Learning disabilities affect the brain’s ability to perceive or process verbal or non-verbal information efficiently and accurately. Learning disabilities are a result of how the brain receives, processes, and responds to information. While learning disabilities do not go away, children and adults can use strategies to adapt to them. Specific learning disabilities impact the following areas:
- Reading: Difficulty with word accuracy, reading rate, fluency, and comprehension
- Written expression: Impacts spelling, grammar and punctuation, clearness or organization of how person writes; sometimes called a reading disability or dyslexia
- Mathematics: Difficulty with number sequencing, memorization of arithmetic facts, calculation, and math reasoning; known as dyscalculia—difficulty with arithmetic and mathematical concepts
(Adapted from American Psychiatric Association, 2013; and Shelton, et al.)
What You Might Notice
According to Shelton, children with learning disabilities may struggle with:
- understanding questions and following directions
- using filler words—um, thing, or stuff—while searching for correct words
- repeating numbers in sequence, such as phone numbers or addresses
- knowing right from left
- confusing the order of words, numbers, or sequence in a story
- telling time and having a concept of time
It may not be immediately evident that the child has a learning disability.

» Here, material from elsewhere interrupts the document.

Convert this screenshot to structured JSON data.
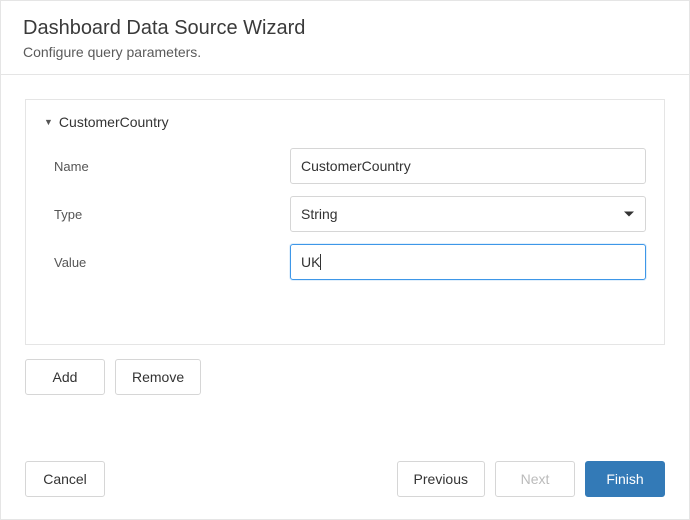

Many children with specific learning disabilities attend school in mainstream classrooms with their peers without disabilities. To avoid being made fun of or shamed by classmates, they may have learned strategies for hiding learning difficulties, such as pretending to read or distracting other students or teachers.
Before Meeting the Child
- Learn from the child’s teacher, Individual Education Plan (IEP), parents, or caregivers about the child’s learning disability and how it affects them in practical terms.
- Ask about what adaptations help the child function in school and at home, and modify them for your interaction.
- Find out the child’s regular schedule, including times of regular television shows, school, therapies, and other activities.
- If the child has difficulty understanding written or spoken language, consult with teachers or caregivers beforehand about how to make your questions as understandable as possible.
During the Meeting
Make adaptations for the child based on the information you have gathered. For example:
- If the child has dyslexia, or difficulty understanding written words, and needs to review written material, read the material, or prepare the material in plain language beforehand.
- If the child has difficulty understanding written or spoken language, check in frequently to make sure they understand what you are asking or saying.
- If the child has difficulty with the concept of time:
- When you are trying to pin down a time during a particular day, ask about regularly scheduled activities in the child’s day, such as school, afternoon television program, after-school activities. You can ask if the abuse happened before or after a favorite television program.
- If you are trying to find out if the abuse happened on a particular day or week or month, try to find out the child’s long-term schedule or events that they might remember, such as a special activity, holiday, birthday, or other event.